Create symbolic link (symlink) to fix installation

Q I need to link one directory to another so that if a program asks for directory x, it is shown directory y instead. I've tried ln with various options, but it just keeps creating the link inside the target directory. The reason for doing this is that I've just updated from 2.0 to OOo 2.1, which has created a new directory called /opt/openoffice.org2.1. When I click on a text document or spreadsheet in KDE it tries to look inside /opt/openoffice.org2.0, which no longer exists. If I cd into /opt and do

ln -s openoffice.org2.0 openoffice.org2.1

it creates the 2.0 symlink to within the 2.1 directory. I've tried everything but just cannot get it to work!

A There are two problems with the way you are using ln. The first is that the syntax is 'ln -s source destination' This one got me too: for some time I had to think twice, having first used links on an OS that used the opposite order. The arguments should go in the same order as they do when you're using cp and mv : I find that helps me remember. The other problem is that if the destination given is an existing directory, ln thinks that you want to create the link inside that directory. This is also consistent with cp and mv, which copy or move into a directory if it is given as the destination. Remove the destination directory and ln will create the link as you need.

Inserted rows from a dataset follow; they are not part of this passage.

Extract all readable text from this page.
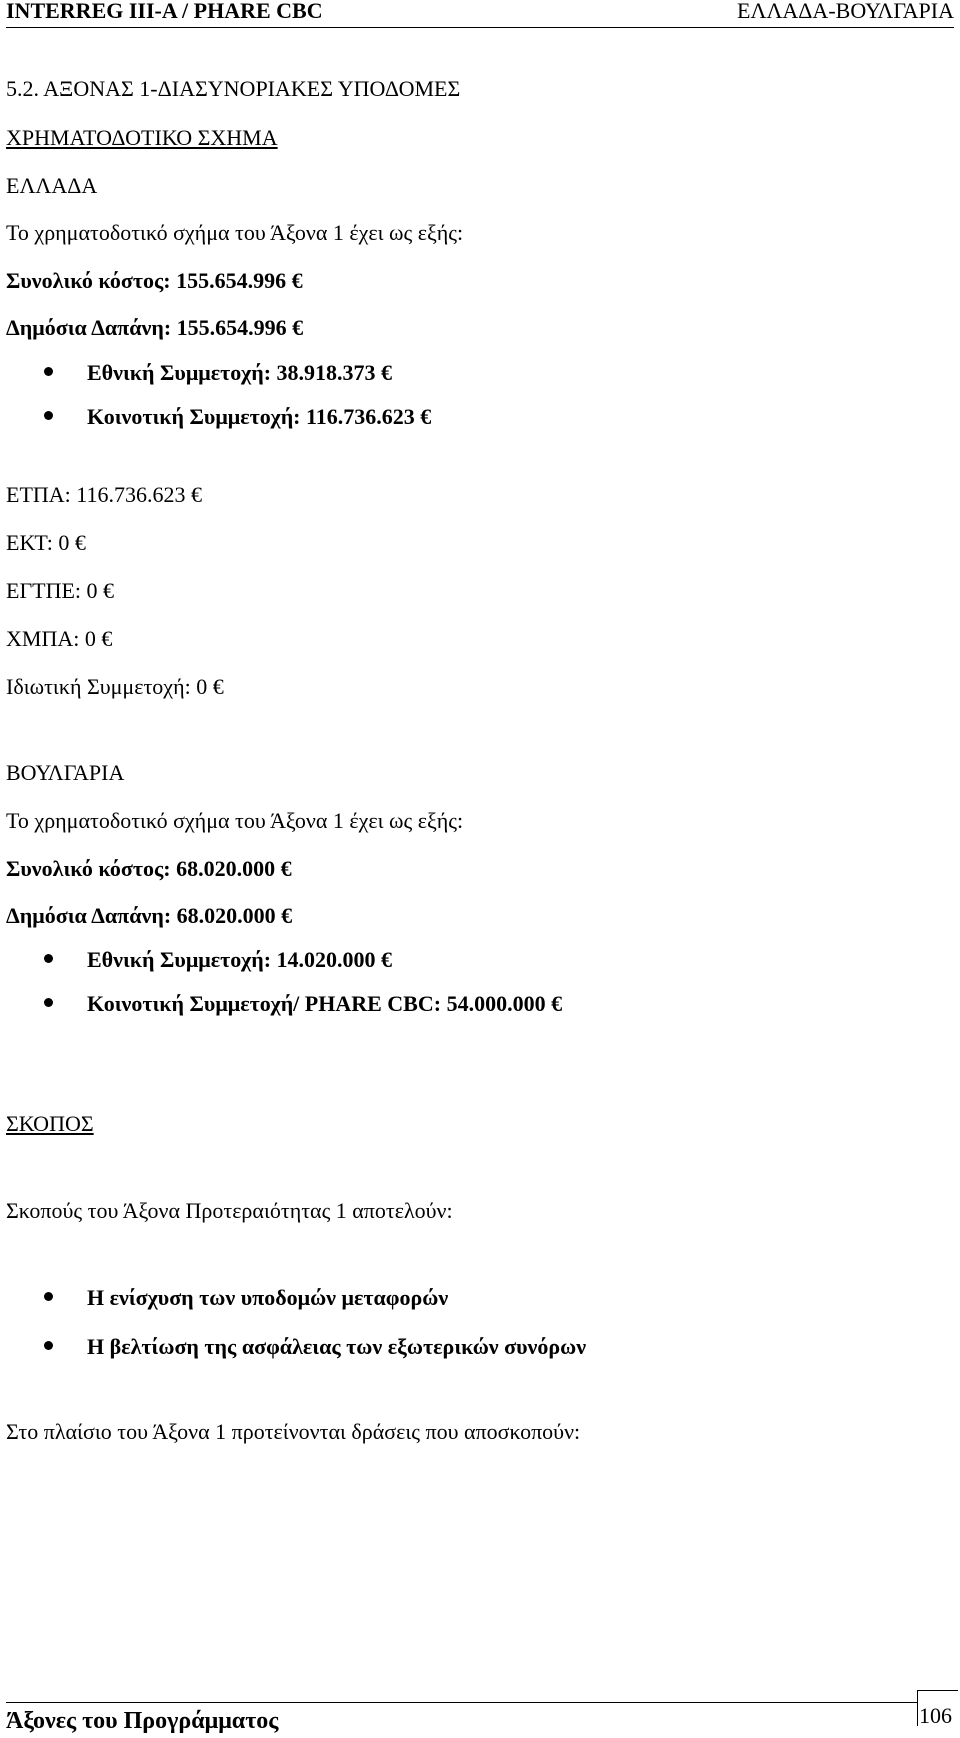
INTERREG III-A / PHARE CBC	ΕΛΛΑΔΑ-ΒΟΥΛΓΑΡΙΑ
5.2. ΑΞΟΝΑΣ 1-ΔΙΑΣΥΝΟΡΙΑΚΕΣ ΥΠΟΔΟΜΕΣ
ΧΡΗΜΑΤΟΔΟΤΙΚΟ ΣΧΗΜΑ
ΕΛΛΑΔΑ
Το χρηματοδοτικό σχήμα του Άξονα 1 έχει ως εξής:
Συνολικό κόστος: 155.654.996 €
Δημόσια Δαπάνη: 155.654.996 €
Εθνική Συμμετοχή: 38.918.373 €
Κοινοτική Συμμετοχή: 116.736.623 €
ΕΤΠΑ: 116.736.623 €
ΕΚΤ: 0 €
ΕΓΤΠΕ: 0 €
ΧΜΠΑ: 0 €
Ιδιωτική Συμμετοχή: 0 €
ΒΟΥΛΓΑΡΙΑ
Το χρηματοδοτικό σχήμα του Άξονα 1 έχει ως εξής:
Συνολικό κόστος: 68.020.000 €
Δημόσια Δαπάνη: 68.020.000 €
Εθνική Συμμετοχή: 14.020.000 €
Κοινοτική Συμμετοχή/ PHARE CBC: 54.000.000 €
ΣΚΟΠΟΣ
Σκοπούς του Άξονα Προτεραιότητας 1 αποτελούν:
Η ενίσχυση των υποδομών μεταφορών
Η βελτίωση της ασφάλειας των εξωτερικών συνόρων
Στο πλαίσιο του Άξονα 1 προτείνονται δράσεις που αποσκοπούν:
Άξονες του Προγράμματος	106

ln -s openoffice.org2.1 /opt/openoffice.org2.0

Note that with symlinks, the source is given relative to the destination, so even though this command is not executed in the /opt directory -and therefore no file or directory called OpenOffice.org2.1 exists - the ln command will still work. Alternatively, you could go into the file associations section of the KDE Control Centre and fix it to call the ooffice2 programs with the correct path.